Feeding your mind, saving the planet >>
Farm Bill Had Little Impact on Farm Vote
Democrats in farm country tried hard to turn Congress’ failure to pass a federal farm bill into a political liability for their Republican opponents. It didn’t work.
“Mitt Romney was the overwhelming choice of voters in counties that receive the biggest federal farm subsidy payments, even as the Republican presidential candidate campaigned against dependence on government.”
“Farmers vote Republican but they like Democratic programs,” former U.S. representative and House Agriculture Committee member Charles Stenholm of Texas, told Bloomberg. “They consider themselves to be conservative, and if something is important to them, then they don’t consider that liberal.”
Before the election, The New York Times stated many farmers were planning to vote for Romney because they believed President Obama would increase federal spending and the deficit. What the news article forgot to mention is that many of the farmers featured in the story were cashing in on farm subsidies funded by taxpayers.
Environmental Working Group research found farmers in big farm states are not only more likely to be registered Republicans but are also more likely to contribute to Republican candidates. So why do congressional democrats continue to support farm subsidies? As EWG’s David DeGennaro noted, democrats who help funnel these subsidies to farmers may simply be “financing their opponents’ campaigns.”

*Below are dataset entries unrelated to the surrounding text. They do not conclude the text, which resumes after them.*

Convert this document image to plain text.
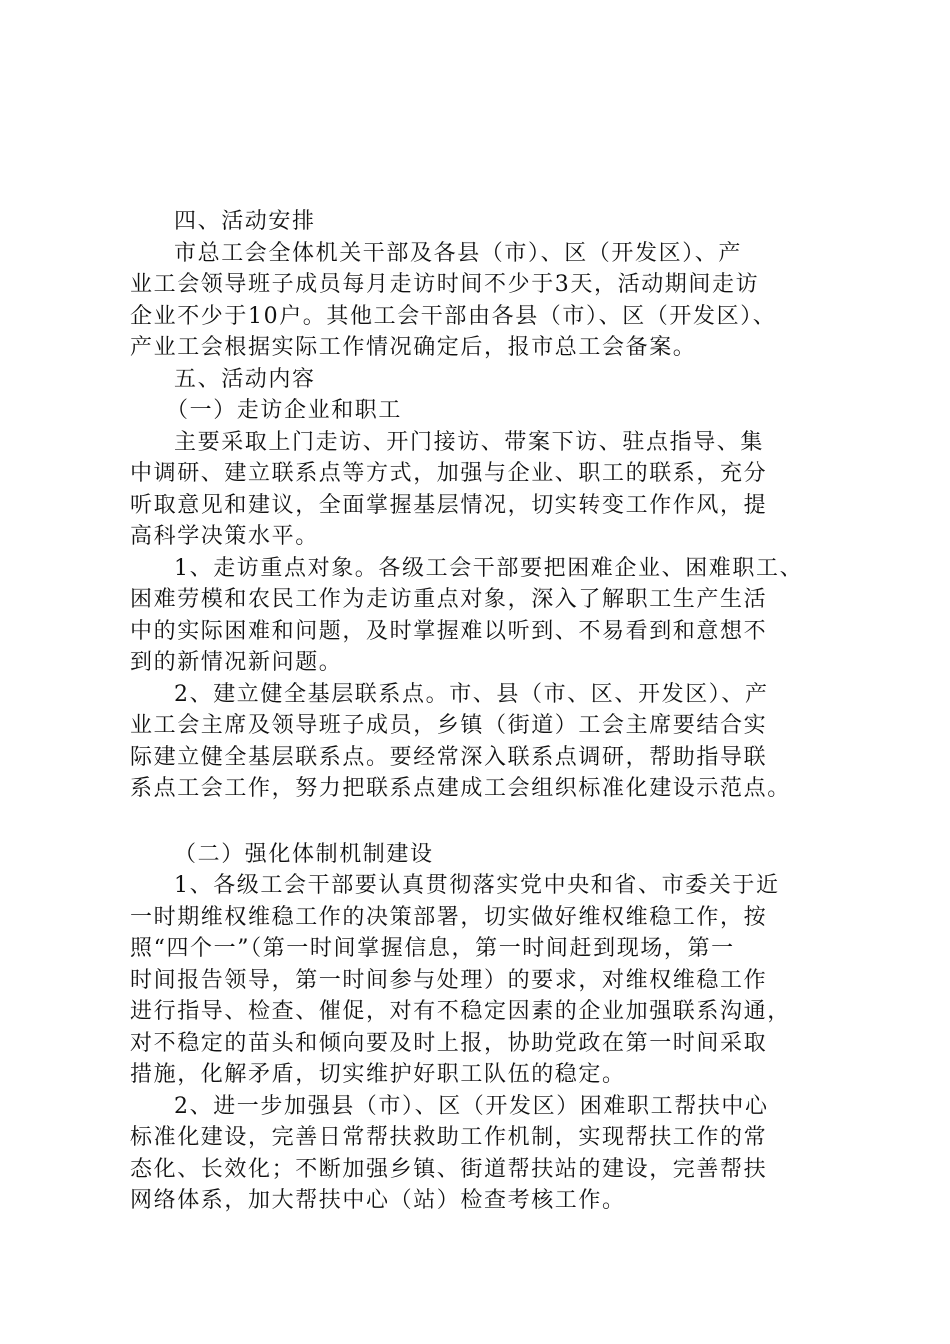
四、活动安排
市总工会全体机关干部及各县（市）、区（开发区）、产
业工会领导班子成员每月走访时间不少于3天，活动期间走访
企业不少于10户。其他工会干部由各县（市）、区（开发区）、
产业工会根据实际工作情况确定后，报市总工会备案。
五、活动内容
（一）走访企业和职工
主要采取上门走访、开门接访、带案下访、驻点指导、集
中调研、建立联系点等方式，加强与企业、职工的联系，充分
听取意见和建议，全面掌握基层情况，切实转变工作作风，提
高科学决策水平。
1、走访重点对象。各级工会干部要把困难企业、困难职工、
困难劳模和农民工作为走访重点对象，深入了解职工生产生活
中的实际困难和问题，及时掌握难以听到、不易看到和意想不
到的新情况新问题。
2、建立健全基层联系点。市、县（市、区、开发区）、产
业工会主席及领导班子成员，乡镇（街道）工会主席要结合实
际建立健全基层联系点。要经常深入联系点调研，帮助指导联
系点工会工作，努力把联系点建成工会组织标准化建设示范点。
（二）强化体制机制建设
1、各级工会干部要认真贯彻落实党中央和省、市委关于近
一时期维权维稳工作的决策部署，切实做好维权维稳工作，按
照“四个一”（第一时间掌握信息，第一时间赶到现场，第一
时间报告领导，第一时间参与处理）的要求，对维权维稳工作
进行指导、检查、催促，对有不稳定因素的企业加强联系沟通，
对不稳定的苗头和倾向要及时上报，协助党政在第一时间采取
措施，化解矛盾，切实维护好职工队伍的稳定。
2、进一步加强县（市）、区（开发区）困难职工帮扶中心
标准化建设，完善日常帮扶救助工作机制，实现帮扶工作的常
态化、长效化；不断加强乡镇、街道帮扶站的建设，完善帮扶
网络体系，加大帮扶中心（站）检查考核工作。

Reuters reports U.S. Agriculture Secretary Tom Vilsack urged Congress to pass a ‘reform-minded’ farm bill. He also told DTN’s Chris Clayton that he would like to stay on as Secretary for another term.
Associated Press has more on how EWG President Ken Cook has been raising havoc with American food and farm policy for decades.
Food Safety News reports that a USDA program, which tests produce for disease-causing pathogens like E. coli, salmonella, and listeria, has officially gone into shutdown mode.
Author and farmer Wendell Berry highlights America’s land emergency in a column in The Atlantic.